Owners counters that Hagen's incomplete reading of the Policy dooms his position. Specifically, Hagen fails to account for Exclusion 2.n. (labelled "Employment-Related Practices"), which provides in pertinent part that

This insurance does not apply to personal injury'... arising out of any

(b) Termination of a person's employment;
(c) Employment-related practice, policy, act or omission, including but not limited to coercion, demotion, evaluation, reassignment, discipline, defamation, harassment, humiliation or discrimination directed at a person

(Doc. 2-2, 39-40). The exclusion applies "[w]hether the insured may be liable as an employer or in any other capacity, " and "[w]hether the offense is alleged to arise out of the employment during the course or scope of employment, outside the course or scope of employment or after termination. ( Id. at 40).


Owners' argument carries the day. Under Illinois law, an insurance policy is a contract, and the general rules of contract interpretation apply. Hobbs v. Hartford Ins. Co. of the Midwest, 823 N.E.2d 561, 564 (Ill. 2005). A court's primary objective is to discern and give effect to the parties' intent as expressed in the policy language. Id. A policy should be applied as written so long as its language is unambiguous. Id. A court must "construe the policy as a whole, taking into account the type of insurance purchased, the nature of the risks involved, and the overall purpose of the contract." Nicor, Inc. v. Associated Elec. & Gas Ins. Servs. Ltd., 860 N.E.2d 280, 285 (Ill. 2006).

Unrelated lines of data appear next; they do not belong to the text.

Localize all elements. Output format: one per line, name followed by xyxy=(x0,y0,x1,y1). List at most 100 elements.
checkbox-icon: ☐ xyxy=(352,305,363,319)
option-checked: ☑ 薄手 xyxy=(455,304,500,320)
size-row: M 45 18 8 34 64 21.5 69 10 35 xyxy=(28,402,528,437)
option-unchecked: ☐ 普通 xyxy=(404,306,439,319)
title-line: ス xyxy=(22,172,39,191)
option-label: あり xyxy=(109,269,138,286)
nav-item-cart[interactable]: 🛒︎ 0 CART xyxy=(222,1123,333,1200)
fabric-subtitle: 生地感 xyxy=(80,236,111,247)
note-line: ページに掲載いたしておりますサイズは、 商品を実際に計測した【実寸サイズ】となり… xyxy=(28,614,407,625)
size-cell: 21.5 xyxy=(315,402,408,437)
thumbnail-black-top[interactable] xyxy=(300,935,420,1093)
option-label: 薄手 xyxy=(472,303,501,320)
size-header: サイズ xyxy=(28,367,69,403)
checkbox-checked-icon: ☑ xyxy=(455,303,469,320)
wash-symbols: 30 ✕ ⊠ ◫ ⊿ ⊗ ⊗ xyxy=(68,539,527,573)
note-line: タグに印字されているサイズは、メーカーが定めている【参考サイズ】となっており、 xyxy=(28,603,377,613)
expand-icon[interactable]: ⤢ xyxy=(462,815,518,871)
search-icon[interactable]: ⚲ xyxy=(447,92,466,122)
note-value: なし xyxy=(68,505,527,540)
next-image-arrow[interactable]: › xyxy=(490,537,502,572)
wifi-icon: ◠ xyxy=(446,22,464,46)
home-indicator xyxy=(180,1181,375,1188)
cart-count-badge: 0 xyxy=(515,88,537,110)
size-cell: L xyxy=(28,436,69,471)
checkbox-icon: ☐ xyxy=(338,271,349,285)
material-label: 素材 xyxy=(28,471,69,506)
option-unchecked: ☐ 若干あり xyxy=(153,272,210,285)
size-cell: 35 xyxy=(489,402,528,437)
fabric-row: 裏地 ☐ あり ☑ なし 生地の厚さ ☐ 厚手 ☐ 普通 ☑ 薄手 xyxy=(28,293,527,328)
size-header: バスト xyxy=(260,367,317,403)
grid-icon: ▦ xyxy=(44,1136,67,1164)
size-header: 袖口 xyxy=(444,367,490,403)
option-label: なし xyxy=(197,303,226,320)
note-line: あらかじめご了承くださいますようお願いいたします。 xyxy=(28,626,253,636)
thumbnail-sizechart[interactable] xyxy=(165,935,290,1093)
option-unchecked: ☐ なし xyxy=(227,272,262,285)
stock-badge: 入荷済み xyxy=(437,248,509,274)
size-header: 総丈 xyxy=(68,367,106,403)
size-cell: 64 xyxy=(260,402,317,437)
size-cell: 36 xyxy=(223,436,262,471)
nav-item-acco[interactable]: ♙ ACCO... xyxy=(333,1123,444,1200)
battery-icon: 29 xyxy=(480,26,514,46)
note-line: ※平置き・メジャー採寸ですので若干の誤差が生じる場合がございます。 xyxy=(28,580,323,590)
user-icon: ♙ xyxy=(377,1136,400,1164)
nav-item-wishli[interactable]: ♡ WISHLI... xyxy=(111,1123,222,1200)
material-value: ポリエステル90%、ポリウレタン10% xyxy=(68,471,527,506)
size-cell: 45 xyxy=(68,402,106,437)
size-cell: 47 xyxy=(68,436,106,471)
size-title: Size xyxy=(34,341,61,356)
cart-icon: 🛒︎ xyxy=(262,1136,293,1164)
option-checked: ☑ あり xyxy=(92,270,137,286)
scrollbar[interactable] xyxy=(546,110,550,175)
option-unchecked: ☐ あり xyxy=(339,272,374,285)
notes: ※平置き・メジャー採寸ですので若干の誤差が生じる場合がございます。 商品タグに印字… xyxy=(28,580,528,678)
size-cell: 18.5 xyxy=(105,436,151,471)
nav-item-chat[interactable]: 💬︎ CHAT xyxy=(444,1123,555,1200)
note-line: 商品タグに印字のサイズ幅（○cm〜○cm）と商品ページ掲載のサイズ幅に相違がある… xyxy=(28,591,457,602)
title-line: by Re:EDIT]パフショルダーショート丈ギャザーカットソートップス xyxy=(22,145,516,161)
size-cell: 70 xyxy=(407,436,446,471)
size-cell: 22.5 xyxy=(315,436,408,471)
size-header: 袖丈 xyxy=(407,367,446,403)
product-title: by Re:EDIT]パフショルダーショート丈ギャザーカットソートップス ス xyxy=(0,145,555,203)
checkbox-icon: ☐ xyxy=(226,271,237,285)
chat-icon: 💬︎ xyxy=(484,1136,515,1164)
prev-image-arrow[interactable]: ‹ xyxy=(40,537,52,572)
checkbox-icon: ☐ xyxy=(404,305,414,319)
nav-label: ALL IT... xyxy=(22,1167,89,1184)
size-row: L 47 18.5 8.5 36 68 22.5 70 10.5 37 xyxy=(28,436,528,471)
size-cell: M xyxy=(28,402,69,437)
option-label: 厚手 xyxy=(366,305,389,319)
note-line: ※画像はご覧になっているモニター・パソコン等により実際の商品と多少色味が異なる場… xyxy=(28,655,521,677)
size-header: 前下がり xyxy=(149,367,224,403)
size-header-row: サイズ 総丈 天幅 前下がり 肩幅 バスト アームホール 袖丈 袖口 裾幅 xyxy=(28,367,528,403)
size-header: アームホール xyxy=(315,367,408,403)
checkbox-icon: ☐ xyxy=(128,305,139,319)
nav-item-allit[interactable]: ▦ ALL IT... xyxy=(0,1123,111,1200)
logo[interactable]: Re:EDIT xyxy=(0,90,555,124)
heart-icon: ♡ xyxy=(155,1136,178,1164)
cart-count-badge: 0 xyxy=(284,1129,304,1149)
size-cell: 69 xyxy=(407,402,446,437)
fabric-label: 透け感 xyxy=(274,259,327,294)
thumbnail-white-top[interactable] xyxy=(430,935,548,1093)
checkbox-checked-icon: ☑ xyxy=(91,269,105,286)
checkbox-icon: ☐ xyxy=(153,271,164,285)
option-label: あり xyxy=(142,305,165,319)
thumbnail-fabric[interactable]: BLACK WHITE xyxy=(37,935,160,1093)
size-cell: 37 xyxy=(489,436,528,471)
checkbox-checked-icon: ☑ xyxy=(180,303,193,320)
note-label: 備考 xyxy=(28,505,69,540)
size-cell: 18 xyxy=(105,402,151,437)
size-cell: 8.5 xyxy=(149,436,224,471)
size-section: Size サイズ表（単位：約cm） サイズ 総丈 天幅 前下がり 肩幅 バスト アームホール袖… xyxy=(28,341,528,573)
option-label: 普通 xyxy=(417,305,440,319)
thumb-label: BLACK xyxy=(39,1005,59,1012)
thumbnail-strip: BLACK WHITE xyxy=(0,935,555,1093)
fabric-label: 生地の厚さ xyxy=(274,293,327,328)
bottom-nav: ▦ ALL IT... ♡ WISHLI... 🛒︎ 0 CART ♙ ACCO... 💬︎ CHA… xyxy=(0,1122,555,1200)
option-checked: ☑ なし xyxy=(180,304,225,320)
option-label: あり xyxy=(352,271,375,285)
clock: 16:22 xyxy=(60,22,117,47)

Here, the Court cannot grant judgment on the pleadings to Hagen. The "Employment-Related Practices" exclusion-completely ignored by Hagen (though it forms a crucial part of Owners' allegations)-supports the notion that, as to the underlying lawsuit, Owners has no obligation to Hagen under the Policy.[1] See Wehrle v. Cincinnati Ins. Co., 719 F.3d 840, 842 (7th Cir. 2013) ("Illinois courts interpret the policy as a whole, giving effect to every provision, if possible, because it must be assumed that every provision was intended to serve a purpose.") (internal quotation marks and citation omitted). The underlying suit, which will ultimately determine the legality of Hagen's payment of wages to Ingram (and whether he sexually harassed her), appears to be based entirely on "[e]mployment-related practice(s), polic(ies), act(s) or omission(s), " including "harassment"- matters unambiguously excluded from coverage in the Policy. While the Court cannot grant full relief to Owners at this stage (since it has not moved for judgment on the pleadings), the glaringly incomplete[2] contract interpretation proposed by Hagen cannot support judgment on the pleadings in his favor.


Hagen's Motion for Judgment on the Pleadings (Doc. 11) is DENIED. This Memorandum and Order should suffice to inform the parties as to the status of the proceedings, so Defendant's "Motion for Telephone Status Conference" (Doc. 22) is DENIED.